神殺しのクロノスタシスⅤ〜後編〜

「マシュリさん、入りますね」

件の誘拐犯は、本当に客室に案内されていた。

一人になった隙に、こっそり逃げ出したのではないかと危惧していたが…。

「…」

部屋の中には、やや小柄な青年がいて。

ちょこんと床に体育座りして、ぼーっと宙を見上げていた。

…。

…これが、シュニィを拉致した誘拐犯?

そして、人間と魔物のハーフだと言う。

全然そんな風には見えない。

何処にでもいる、普通の青年っぽいのだが…。

影武者…とかじゃないよな?

「大丈夫ですか、マシュリさん。何か必要なものはありませんか?」

誘拐犯とは思えない、お客様待遇である。

しかしマシュリという魔物は、首を横に振った。

そして。

「その人達は?」

シュニィと共に客室にやって来た、俺達のことが気になるようだ。

「こちらは…イーニシュフェルト魔導学院の学院長先生と、教師の方々…。それからアトラスさん…聖魔騎士団団長で、私の夫です」

と、シュニィが説明した。

すると、マシュリの顔色が変わった。

「夫…。家族…君の居るべき場所なんだね」

「…えぇ、そうです」

「また会えたんだね。

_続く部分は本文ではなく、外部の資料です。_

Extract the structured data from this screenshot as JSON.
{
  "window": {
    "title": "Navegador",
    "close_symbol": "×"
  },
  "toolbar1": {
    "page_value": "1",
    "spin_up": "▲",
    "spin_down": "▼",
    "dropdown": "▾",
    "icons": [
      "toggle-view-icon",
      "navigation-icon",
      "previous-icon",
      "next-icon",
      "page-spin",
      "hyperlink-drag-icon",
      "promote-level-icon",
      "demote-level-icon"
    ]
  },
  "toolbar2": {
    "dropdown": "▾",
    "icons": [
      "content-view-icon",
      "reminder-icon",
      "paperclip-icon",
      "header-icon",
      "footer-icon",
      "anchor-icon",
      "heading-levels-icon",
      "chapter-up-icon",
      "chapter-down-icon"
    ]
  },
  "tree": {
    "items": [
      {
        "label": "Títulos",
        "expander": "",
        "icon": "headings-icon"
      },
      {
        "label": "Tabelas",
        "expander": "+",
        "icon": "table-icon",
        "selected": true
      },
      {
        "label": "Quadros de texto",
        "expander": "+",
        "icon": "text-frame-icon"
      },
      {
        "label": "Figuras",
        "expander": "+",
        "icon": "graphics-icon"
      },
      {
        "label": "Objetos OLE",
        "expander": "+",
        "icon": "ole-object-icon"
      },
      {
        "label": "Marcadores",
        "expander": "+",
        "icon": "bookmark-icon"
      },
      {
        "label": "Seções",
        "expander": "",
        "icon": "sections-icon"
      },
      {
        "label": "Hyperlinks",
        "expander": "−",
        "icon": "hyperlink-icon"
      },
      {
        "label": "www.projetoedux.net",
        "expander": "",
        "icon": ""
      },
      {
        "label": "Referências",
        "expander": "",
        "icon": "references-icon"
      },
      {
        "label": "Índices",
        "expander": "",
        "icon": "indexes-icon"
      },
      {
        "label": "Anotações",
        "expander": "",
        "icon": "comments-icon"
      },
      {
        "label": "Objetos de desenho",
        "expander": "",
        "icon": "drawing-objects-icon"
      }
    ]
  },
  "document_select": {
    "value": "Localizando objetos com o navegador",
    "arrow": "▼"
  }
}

…良かった」

…何だ?

シュニィとマシュリの間で、何やら含みのある会話が繰り広げられているのだが…。

とりあえず、俺達を見ても敵意丸出しで掴みかかってくる…様子はなさそうだ。

至って冷静、とても落ち着いているように見える。

そして。

シュニィの次に、マシュリはナジュの方をじっと見つめた。

お…?

「…?この匂い…」

マシュリが何かに気づいたようだ。

匂い?なんか匂いするか?

「あなたは…リリス様…?いや、でも姿が…」

「…御名答です」

…どうやら。

マシュリは、ナジュの中にいる魔物の存在に気づいたようだ。

まぁ、そりゃ気づくだろうな。

「僕の中にはリリスが…あなたのご主人様がいます」

今朝、ナジュが教えてくれた。

ケルベロスという種族は、冥界の女王リリスの眷属なのだと。

リリスがマシュリのことを知っていたのも、それが理由だ。

両者がまだ冥界にいた頃に、お互い顔を合わせたことがあるから。

「…リリス様…。リリス様が、何故そのようなところに…」

…当然の疑問だな。

だが、ナジュとリリスの関係をイチから話していたら、あっという間に日が暮れる。

気になるのは分かるが、その話は後回しにしてもらおうか。

「…それよりも」

早速、本題に入ろうじゃないか。

「お前がシュニィを誘拐した犯人…ケルベロスと人間のキメラ、だったな?」

「…そうだよ」

全く怯えた様子もなく、マシュリは素直に頷いた。

…そうか。

「僕が彼女を攫った。僕が計画を立てて、僕が実行したんだ」

否定することも、言い訳することもせず、あくまで自分の罪だと認めた。

その潔さは、称賛に値する。

だからって、犯した罪が許される訳じゃないがな。